Count instances of text where cell matches month/year

slam

Well-known Member
Joined
Sep 16, 2002
Messages
921
Office Version
  1. 365
  2. 2019
I am trying to prepare holiday data for an import into a resource planning system at work. Human Resources have provided me a spreadsheet of all our sites (100+) and which holidays each site observes from 2019 through to the end of 2025.

Sites are listed in column A. The date of the holiday observed is in row 1 (in the format dd-mmm-yyyy). Then each row lists the name of the holiday in B2, C2, etc. i.e. B1 is 01-Jan-2019 and B2 is New Year's Day (which all sites observe). C1 is 21-Jan-2019, and C2 is Martin Luther King Day (which only a few sites observe). The name of the holiday is obviously irrelevant, so its just a case of whether there's text in a cell or not.

I am trying to total the number of holidays per month on another worksheet. For each site, I think I'd want to look at the month/year across the columns, and then when there's text in the corresponding site row, add to the count. For instance, in the example above, if a site observes both New Year's Day & Martin Luther King Day as its only January holidays, I'd want a 2 displayed in the cell. To help with this, on this other worksheet, I have the same format with sites in column A, and the dates in row 1 (in the format mmm-yyyy).
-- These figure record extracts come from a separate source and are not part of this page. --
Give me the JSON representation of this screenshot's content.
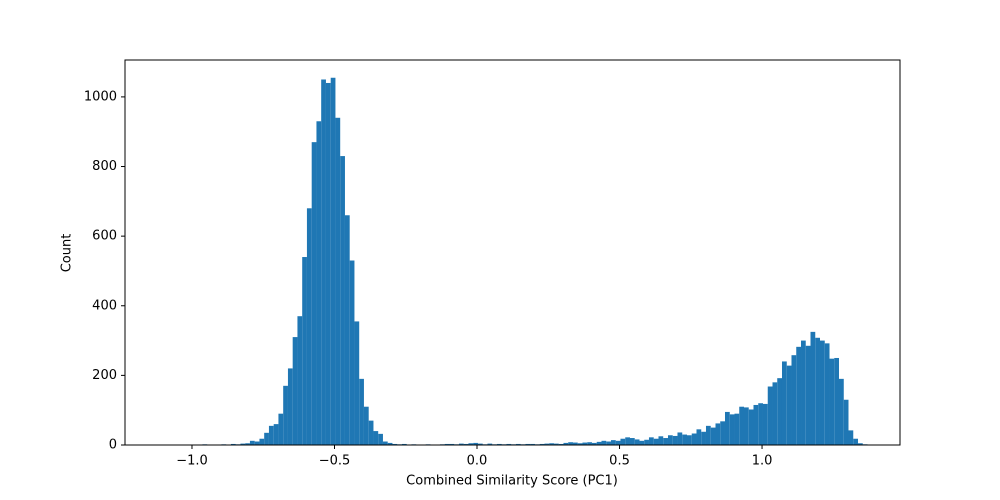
{
  "chart_data": {
    "type": "histogram",
    "xlabel": "Combined Similarity Score (PC1)",
    "ylabel": "Count",
    "color": "#1f77b4",
    "bins": [
      -1.13,
      -1.1133,
      -1.0967,
      -1.08,
      -1.0633,
      -1.0467,
      -1.03,
      -1.0133,
      -0.9967,
      -0.98,
      -0.9633,
      -0.9467,
      -0.93,
      -0.9133,
      -0.8967,
      -0.88,
      -0.8633,
      -0.8467,
      -0.83,
      -0.8133,
      -0.7967,
      -0.78,
      -0.7633,
      -0.7467,
      -0.73,
      -0.7133,
      -0.6967,
      -0.68,
      -0.6633,
      -0.6467,
      -0.63,
      -0.6133,
      -0.5967,
      -0.58,
      -0.5633,
      -0.5467,
      -0.53,
      -0.5133,
      -0.4967,
      -0.48,
      -0.4633,
      -0.4467,
      -0.43,
      -0.4133,
      -0.3967,
      -0.38,
      -0.3633,
      -0.3467,
      -0.33,
      -0.3133,
      -0.2967,
      -0.28,
      -0.2633,
      -0.2467,
      -0.23,
      -0.2133,
      -0.1967,
      -0.18,
      -0.1633,
      -0.1467,
      -0.13,
      -0.1133,
      -0.0967,
      -0.08,
      -0.0633,
      -0.0467,
      -0.03,
      -0.0133,
      0.0033,
      0.02,
      0.0367,
      0.0533,
      0.07,
      0.0867,
      0.1033,
      0.12,
      0.1367,
      0.1533,
      0.17,
      0.1867,
      0.2033,
      0.22,
      0.2367,
      0.2533,
      0.27,
      0.2867,
      0.3033,
      0.32,
      0.3367,
      0.3533,
      0.37,
      0.3867,
      0.4033,
      0.42,
      0.4367,
      0.4533,
      0.47,
      0.4867,
      0.5033,
      0.52,
      0.5367,
      0.5533,
      0.57,
      0.5867,
      0.6033,
      0.62,
      0.6367,
      0.6533,
      0.67,
      0.6867,
      0.7033,
      0.72,
      0.7367,
      0.7533,
      0.77,
      0.7867,
      0.8033,
      0.82,
      0.8367,
      0.8533,
      0.87,
      0.8867,
      0.9033,
      0.92,
      0.9367,
      0.9533,
      0.97,
      0.9867,
      1.0033,
      1.02,
      1.0367,
      1.0533,
      1.07,
      1.0867,
      1.1033,
      1.12,
      1.1367,
      1.1533,
      1.17,
      1.1867,
      1.2033,
      1.22,
      1.2367,
      1.2533,
      1.27,
      1.2867,
      1.3033,
      1.32,
      1.3367,
      1.3533,
      1.37
    ],
    "values": [
      0,
      0,
      0,
      1,
      0,
      0,
      0,
      0,
      1,
      0,
      2,
      1,
      0,
      1,
      2,
      1,
      3,
      2,
      4,
      5,
      12,
      10,
      18,
      35,
      55,
      60,
      90,
      170,
      220,
      310,
      370,
      540,
      680,
      870,
      930,
      1050,
      1040,
      1055,
      940,
      830,
      660,
      530,
      355,
      190,
      110,
      70,
      40,
      32,
      10,
      6,
      3,
      2,
      3,
      1,
      2,
      1,
      0,
      2,
      1,
      1,
      2,
      3,
      3,
      2,
      4,
      3,
      5,
      6,
      4,
      2,
      4,
      2,
      3,
      2,
      3,
      2,
      3,
      2,
      3,
      3,
      2,
      3,
      4,
      5,
      4,
      3,
      6,
      8,
      7,
      5,
      7,
      8,
      6,
      9,
      12,
      10,
      14,
      12,
      18,
      22,
      20,
      16,
      12,
      15,
      22,
      18,
      25,
      20,
      28,
      26,
      36,
      30,
      28,
      33,
      45,
      38,
      55,
      50,
      62,
      68,
      95,
      88,
      90,
      110,
      108,
      102,
      115,
      120,
      118,
      168,
      180,
      192,
      240,
      228,
      258,
      282,
      300,
      285,
      325,
      308,
      300,
      292,
      248,
      250,
      190,
      130,
      42,
      18,
      5,
      2
    ],
    "xlim": [
      -1.235,
      1.484
    ],
    "ylim": [
      0,
      1106
    ],
    "xticks": [
      {
        "value": -1.0,
        "label": "−1.0"
      },
      {
        "value": -0.5,
        "label": "−0.5"
      },
      {
        "value": 0.0,
        "label": "0.0"
      },
      {
        "value": 0.5,
        "label": "0.5"
      },
      {
        "value": 1.0,
        "label": "1.0"
      }
    ],
    "yticks": [
      0,
      200,
      400,
      600,
      800,
      1000
    ]
  }
}
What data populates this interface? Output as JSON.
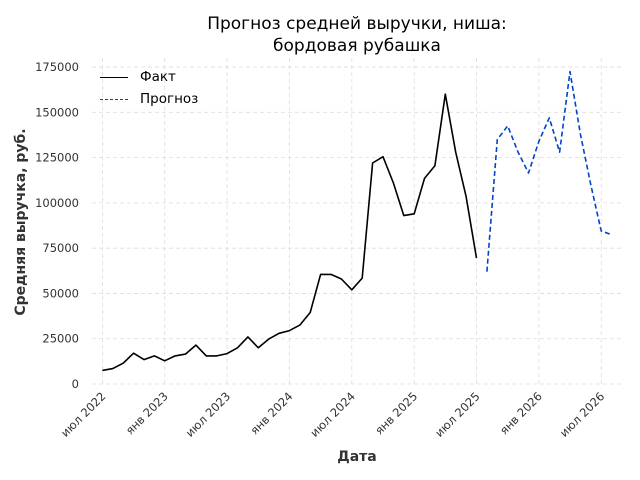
{
  "chart_data": {
    "type": "line",
    "title_line1": "Прогноз средней выручки, ниша:",
    "title_line2": "бордовая рубашка",
    "xlabel": "Дата",
    "ylabel": "Средняя выручка, руб.",
    "ylim": [
      0,
      180000
    ],
    "y_ticks": [
      0,
      25000,
      50000,
      75000,
      100000,
      125000,
      150000,
      175000
    ],
    "x_ticks": [
      {
        "label": "июл 2022",
        "date": "2022-07"
      },
      {
        "label": "янв 2023",
        "date": "2023-01"
      },
      {
        "label": "июл 2023",
        "date": "2023-07"
      },
      {
        "label": "янв 2024",
        "date": "2024-01"
      },
      {
        "label": "июл 2024",
        "date": "2024-07"
      },
      {
        "label": "янв 2025",
        "date": "2025-01"
      },
      {
        "label": "июл 2025",
        "date": "2025-07"
      },
      {
        "label": "янв 2026",
        "date": "2026-01"
      },
      {
        "label": "июл 2026",
        "date": "2026-07"
      }
    ],
    "grid": true,
    "legend_position": "top-left",
    "series": [
      {
        "name": "Факт",
        "color": "#000000",
        "style": "solid",
        "x": [
          "2022-07",
          "2022-08",
          "2022-09",
          "2022-10",
          "2022-11",
          "2022-12",
          "2023-01",
          "2023-02",
          "2023-03",
          "2023-04",
          "2023-05",
          "2023-06",
          "2023-07",
          "2023-08",
          "2023-09",
          "2023-10",
          "2023-11",
          "2023-12",
          "2024-01",
          "2024-02",
          "2024-03",
          "2024-04",
          "2024-05",
          "2024-06",
          "2024-07",
          "2024-08",
          "2024-09",
          "2024-10",
          "2024-11",
          "2024-12",
          "2025-01",
          "2025-02",
          "2025-03",
          "2025-04",
          "2025-05",
          "2025-06",
          "2025-07"
        ],
        "values": [
          7500,
          8500,
          11500,
          17000,
          13500,
          15500,
          12800,
          15500,
          16500,
          21500,
          15500,
          15500,
          16800,
          20000,
          26000,
          20000,
          24800,
          28000,
          29500,
          32500,
          39500,
          60500,
          60500,
          58000,
          52000,
          58500,
          122000,
          125500,
          111000,
          93000,
          94000,
          113500,
          120500,
          160000,
          128000,
          103500,
          69500
        ]
      },
      {
        "name": "Прогноз",
        "color": "#0044cc",
        "style": "dashed",
        "x": [
          "2025-08",
          "2025-09",
          "2025-10",
          "2025-11",
          "2025-12",
          "2026-01",
          "2026-02",
          "2026-03",
          "2026-04",
          "2026-05",
          "2026-06",
          "2026-07",
          "2026-08"
        ],
        "values": [
          62000,
          135000,
          142500,
          128000,
          116500,
          134000,
          147000,
          128000,
          172500,
          138000,
          110000,
          84500,
          82500
        ]
      }
    ]
  }
}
Have had no success so far, so any help would be greatly appreciated!

Thanks!
 

Excel Facts

Workdays for a market open Mon, Wed, Friday?
Yes! Use "0101011" for the weekend argument in NETWORKDAYS.INTL or WORKDAY.INTL. The 7 digits start on Monday. 1 means it is a weekend.
Hi slam,
you'd need 1 COUNTIFS formula for that.
In your Second worksheet, cell B1, put the first day of the first month (say 1-1-2019), C1 is the first day of the next month (Feb 1st 2019) etc.
A2: =COUNTIFS(DATASHEET!$1:$1,">="&B$1,DATASHEET!$1:$1,"<"&C$1,DATASHEET!2:2,"<>")
Drag that formula to the other cells, that should work. Hope the formula is understandable?
Cheers,
Koen
 
Upvote 0
Hi Rijnsent,

Only just getting back to this now, but your formula works perfectly. Thank you so much!